Friday, 27 August 2010

Hegel's birthday

On Hegel’s birthday, Rossini’s comment on Wagner, about wonderful moments but awful quarter hours, came to mind. It struck me as much more apt to Hegel, through whose verbiage we must dig in search of nuggets, than to the glorious Wagner. So I looked up the context. The aptness to Hegel was amply confirmed. Here is what Rossini is reported to have said.

Niemand ist entfernter davon, die Originalität des Schöpfers des Lohengrin anzuzweifeln, als ich: nur daß es uns der Componist mitunter recht schwer macht, das Schöne, was wir ihm verdanken, in dem Chaos von Tönen, das seine Opern enthalten, aufzufinden. Sie werden es selbst schon erfahren haben: Mr. Wagner a de beaux moments, mais de mauvais quart d’heures!

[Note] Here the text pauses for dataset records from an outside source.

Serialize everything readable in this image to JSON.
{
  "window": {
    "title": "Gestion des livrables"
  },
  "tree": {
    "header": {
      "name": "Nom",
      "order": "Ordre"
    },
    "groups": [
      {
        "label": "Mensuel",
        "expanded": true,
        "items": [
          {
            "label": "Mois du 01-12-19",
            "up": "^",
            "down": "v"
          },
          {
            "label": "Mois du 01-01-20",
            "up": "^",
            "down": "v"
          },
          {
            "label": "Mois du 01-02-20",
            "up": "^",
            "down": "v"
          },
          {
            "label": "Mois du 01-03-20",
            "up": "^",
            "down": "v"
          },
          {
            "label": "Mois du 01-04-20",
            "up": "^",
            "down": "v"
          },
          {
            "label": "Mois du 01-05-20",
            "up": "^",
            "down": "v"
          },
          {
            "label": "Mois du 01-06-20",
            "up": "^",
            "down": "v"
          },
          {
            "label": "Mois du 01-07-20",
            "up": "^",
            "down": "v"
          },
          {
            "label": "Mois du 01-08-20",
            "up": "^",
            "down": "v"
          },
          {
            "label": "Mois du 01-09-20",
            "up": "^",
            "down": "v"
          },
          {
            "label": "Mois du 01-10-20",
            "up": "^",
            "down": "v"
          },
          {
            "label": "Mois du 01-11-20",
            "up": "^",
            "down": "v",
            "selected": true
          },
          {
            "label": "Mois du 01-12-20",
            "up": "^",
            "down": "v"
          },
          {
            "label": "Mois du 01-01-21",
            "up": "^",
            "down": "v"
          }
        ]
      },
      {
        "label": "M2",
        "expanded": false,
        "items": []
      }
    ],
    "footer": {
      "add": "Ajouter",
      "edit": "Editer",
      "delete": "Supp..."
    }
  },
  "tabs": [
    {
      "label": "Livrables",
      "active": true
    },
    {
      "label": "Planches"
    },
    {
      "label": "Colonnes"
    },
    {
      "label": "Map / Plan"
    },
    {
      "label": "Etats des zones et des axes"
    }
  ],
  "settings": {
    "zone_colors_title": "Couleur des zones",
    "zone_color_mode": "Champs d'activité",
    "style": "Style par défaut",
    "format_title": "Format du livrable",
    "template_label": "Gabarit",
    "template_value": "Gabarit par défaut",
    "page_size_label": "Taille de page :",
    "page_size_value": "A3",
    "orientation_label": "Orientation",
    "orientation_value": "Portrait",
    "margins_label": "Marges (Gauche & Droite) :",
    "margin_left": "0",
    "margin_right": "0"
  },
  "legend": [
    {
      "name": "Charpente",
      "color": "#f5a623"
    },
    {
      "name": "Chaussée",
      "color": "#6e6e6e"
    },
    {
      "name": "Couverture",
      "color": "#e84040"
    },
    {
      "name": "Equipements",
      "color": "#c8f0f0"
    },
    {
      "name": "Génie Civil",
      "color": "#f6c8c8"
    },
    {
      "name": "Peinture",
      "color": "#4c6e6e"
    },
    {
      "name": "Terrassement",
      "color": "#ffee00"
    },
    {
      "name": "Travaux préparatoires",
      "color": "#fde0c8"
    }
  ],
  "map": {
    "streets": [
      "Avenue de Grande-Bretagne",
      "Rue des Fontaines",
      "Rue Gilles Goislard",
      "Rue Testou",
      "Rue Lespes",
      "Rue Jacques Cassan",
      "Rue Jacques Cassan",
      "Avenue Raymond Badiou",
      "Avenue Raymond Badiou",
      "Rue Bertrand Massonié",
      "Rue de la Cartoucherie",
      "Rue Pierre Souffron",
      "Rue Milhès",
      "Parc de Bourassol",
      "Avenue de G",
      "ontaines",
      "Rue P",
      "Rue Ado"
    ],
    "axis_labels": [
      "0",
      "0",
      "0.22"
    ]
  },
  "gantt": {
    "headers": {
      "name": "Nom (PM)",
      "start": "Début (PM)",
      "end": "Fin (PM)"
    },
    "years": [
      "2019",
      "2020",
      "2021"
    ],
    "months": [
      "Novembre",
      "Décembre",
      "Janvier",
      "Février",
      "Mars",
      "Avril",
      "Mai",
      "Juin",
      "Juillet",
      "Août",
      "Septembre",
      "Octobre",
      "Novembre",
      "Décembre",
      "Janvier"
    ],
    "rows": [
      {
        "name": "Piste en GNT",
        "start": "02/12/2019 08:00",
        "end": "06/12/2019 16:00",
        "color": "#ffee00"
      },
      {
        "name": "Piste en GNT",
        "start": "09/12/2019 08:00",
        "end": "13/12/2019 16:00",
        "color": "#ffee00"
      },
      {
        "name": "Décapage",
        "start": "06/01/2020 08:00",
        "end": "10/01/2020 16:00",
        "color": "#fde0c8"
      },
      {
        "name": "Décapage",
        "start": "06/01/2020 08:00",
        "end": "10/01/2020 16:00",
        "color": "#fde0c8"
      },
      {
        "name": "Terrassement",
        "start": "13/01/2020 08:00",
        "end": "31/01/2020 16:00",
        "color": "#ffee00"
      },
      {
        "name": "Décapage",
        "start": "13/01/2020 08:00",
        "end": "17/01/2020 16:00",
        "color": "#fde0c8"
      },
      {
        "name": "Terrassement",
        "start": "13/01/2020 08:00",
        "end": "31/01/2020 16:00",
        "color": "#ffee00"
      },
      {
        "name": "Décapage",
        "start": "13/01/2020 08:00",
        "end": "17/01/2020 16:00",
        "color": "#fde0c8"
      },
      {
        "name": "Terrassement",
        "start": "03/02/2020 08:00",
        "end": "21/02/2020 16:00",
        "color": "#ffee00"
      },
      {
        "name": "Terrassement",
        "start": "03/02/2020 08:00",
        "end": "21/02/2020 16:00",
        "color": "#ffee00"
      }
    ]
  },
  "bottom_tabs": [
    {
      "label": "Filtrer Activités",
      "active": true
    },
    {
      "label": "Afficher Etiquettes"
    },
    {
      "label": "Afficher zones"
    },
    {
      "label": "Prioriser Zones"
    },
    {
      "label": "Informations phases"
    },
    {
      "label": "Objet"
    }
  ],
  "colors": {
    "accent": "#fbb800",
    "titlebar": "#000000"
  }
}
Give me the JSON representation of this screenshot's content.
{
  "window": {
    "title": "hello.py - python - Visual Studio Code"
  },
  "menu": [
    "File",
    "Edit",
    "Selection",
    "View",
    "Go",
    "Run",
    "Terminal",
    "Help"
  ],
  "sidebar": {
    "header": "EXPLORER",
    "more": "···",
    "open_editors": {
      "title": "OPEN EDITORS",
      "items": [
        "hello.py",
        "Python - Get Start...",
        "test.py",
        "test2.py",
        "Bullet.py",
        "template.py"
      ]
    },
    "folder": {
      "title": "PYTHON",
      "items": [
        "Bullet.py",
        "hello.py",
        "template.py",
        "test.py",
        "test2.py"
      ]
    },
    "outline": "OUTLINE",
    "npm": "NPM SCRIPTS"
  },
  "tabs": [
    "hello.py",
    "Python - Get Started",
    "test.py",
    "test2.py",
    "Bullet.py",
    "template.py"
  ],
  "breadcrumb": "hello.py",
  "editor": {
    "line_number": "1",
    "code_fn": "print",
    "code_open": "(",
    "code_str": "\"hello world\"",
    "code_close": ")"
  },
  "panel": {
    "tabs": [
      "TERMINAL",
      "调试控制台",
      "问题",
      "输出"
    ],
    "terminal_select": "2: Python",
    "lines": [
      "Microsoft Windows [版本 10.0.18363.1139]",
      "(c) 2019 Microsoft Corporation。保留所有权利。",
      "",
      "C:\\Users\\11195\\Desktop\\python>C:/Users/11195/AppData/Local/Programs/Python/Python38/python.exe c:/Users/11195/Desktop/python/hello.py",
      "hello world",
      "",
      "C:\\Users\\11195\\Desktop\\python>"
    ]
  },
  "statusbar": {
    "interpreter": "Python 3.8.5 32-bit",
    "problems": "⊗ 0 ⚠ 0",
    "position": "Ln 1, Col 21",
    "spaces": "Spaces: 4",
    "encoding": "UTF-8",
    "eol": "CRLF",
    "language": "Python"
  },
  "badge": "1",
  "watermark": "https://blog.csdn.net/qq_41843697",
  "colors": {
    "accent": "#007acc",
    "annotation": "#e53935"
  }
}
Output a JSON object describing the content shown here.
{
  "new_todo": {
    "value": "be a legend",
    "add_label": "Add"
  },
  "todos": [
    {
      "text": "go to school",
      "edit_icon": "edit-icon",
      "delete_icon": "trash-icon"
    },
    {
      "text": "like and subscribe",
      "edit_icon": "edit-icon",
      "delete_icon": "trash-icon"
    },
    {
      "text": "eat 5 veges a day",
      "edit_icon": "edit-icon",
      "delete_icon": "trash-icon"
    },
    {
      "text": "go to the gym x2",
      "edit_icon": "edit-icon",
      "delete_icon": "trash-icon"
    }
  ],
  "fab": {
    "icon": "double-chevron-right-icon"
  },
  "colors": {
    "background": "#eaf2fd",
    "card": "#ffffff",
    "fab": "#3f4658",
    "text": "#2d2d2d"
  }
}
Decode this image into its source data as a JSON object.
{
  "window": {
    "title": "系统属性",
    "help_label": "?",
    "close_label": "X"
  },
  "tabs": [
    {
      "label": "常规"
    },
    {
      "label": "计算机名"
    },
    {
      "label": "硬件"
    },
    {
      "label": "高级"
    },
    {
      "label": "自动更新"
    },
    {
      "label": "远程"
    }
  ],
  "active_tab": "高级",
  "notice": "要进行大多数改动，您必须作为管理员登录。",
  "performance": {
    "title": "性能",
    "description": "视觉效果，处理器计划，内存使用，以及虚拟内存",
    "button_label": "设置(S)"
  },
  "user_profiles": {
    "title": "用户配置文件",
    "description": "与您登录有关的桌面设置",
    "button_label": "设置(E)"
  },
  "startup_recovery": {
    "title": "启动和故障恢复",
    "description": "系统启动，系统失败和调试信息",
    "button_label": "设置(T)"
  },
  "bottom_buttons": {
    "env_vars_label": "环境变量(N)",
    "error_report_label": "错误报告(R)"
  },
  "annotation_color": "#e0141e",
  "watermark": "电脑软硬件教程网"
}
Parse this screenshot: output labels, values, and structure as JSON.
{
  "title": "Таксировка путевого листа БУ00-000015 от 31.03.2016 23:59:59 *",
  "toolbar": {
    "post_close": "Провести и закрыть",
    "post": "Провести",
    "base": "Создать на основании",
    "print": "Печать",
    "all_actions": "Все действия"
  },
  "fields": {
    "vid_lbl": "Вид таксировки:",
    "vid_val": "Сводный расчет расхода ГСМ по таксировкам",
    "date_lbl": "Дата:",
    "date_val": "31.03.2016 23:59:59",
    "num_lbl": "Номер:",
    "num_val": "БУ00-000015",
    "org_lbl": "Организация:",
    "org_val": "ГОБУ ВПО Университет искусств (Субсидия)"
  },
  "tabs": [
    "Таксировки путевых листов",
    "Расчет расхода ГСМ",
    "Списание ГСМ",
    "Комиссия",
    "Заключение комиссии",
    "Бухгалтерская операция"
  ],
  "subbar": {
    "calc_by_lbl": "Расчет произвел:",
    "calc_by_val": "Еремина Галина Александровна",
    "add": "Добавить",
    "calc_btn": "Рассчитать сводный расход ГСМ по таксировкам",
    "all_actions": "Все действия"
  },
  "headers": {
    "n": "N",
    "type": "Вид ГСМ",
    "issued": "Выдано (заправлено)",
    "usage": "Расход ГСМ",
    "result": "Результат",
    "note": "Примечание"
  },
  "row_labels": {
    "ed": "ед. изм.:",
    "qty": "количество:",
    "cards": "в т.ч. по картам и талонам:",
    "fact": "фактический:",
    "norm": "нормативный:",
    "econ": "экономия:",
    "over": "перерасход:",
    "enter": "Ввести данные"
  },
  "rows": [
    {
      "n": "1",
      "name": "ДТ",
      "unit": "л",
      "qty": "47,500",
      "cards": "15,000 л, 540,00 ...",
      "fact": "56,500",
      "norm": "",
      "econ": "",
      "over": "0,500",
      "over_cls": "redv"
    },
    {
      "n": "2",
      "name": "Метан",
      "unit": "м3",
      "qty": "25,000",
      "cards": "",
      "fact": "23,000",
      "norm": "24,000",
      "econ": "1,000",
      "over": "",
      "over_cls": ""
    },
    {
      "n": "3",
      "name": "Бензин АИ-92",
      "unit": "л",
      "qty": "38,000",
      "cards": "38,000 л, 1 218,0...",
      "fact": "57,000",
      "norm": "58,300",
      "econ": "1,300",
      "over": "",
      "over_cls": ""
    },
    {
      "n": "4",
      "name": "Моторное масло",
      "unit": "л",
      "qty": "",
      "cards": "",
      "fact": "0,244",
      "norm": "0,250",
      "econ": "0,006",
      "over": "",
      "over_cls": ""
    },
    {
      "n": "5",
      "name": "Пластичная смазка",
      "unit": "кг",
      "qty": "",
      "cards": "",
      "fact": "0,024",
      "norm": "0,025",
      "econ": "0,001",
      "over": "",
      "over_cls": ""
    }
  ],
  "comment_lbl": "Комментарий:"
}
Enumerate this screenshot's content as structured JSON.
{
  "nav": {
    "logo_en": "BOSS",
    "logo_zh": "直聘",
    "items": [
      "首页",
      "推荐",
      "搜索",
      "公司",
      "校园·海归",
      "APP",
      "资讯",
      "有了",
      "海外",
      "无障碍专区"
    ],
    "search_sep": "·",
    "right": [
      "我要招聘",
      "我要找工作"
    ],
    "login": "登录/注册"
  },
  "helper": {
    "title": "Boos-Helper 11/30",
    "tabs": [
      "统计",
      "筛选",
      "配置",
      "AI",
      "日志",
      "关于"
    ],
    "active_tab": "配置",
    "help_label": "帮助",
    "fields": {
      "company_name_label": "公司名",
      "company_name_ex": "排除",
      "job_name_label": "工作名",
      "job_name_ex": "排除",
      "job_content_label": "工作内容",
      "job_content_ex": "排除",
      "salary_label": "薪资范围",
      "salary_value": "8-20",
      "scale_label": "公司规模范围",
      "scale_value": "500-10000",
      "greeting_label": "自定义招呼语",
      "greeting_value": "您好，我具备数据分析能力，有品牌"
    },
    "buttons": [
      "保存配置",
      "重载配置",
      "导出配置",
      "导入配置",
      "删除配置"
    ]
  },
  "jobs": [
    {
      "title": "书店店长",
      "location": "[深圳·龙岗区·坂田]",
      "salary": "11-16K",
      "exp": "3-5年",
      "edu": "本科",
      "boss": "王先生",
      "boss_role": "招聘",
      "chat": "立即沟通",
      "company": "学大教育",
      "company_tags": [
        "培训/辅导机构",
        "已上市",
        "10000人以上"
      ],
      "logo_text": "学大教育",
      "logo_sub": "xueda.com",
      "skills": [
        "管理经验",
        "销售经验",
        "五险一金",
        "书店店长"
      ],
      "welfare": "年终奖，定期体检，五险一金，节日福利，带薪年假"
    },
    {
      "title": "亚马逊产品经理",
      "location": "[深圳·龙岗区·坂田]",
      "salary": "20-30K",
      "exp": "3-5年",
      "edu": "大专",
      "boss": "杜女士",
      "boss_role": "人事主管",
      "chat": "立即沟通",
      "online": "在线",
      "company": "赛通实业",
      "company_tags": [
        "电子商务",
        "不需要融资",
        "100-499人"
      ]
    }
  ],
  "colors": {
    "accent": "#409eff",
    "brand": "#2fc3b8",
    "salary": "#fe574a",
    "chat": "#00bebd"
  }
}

Source: pages 543-544 of Dr. Emil Naumann, Italienische Tondichter von Palestrina bis auf die Gegenwart. Eine Reihe von Vorträgen, gehalten in den Jahren 1874 und 1875. Berlin, Verlag von Robert Oppenheim, 1876.

Monday, 9 August 2010

Robots with emotions

Here is a nice story to ponder, about robots that at least appear to express human emotions:

It prompts some philosophical questions, including the following:

If something appears to have emotions, does it have them?

What is the significance of the fact that the robot uses human forms of display, while not being a human?

Is there an underlying universal language of emotions (like a language of thought) which then gets translated into the local language of communication, or is the language of communication the only language, so that emotions expressed in different local languages of communication would be incommensurable?

Would such a robot be a moral client, either straight out of the box or after you had lived with it for a while? Would it be alright to turn it off when you went away on holiday, and then never turn it back on again?

I do not have answers, and do not expect ever to have more than provisional answers, but it is good when a philosophers' thought experiment turns out to have a counterpart in a real-world experiment.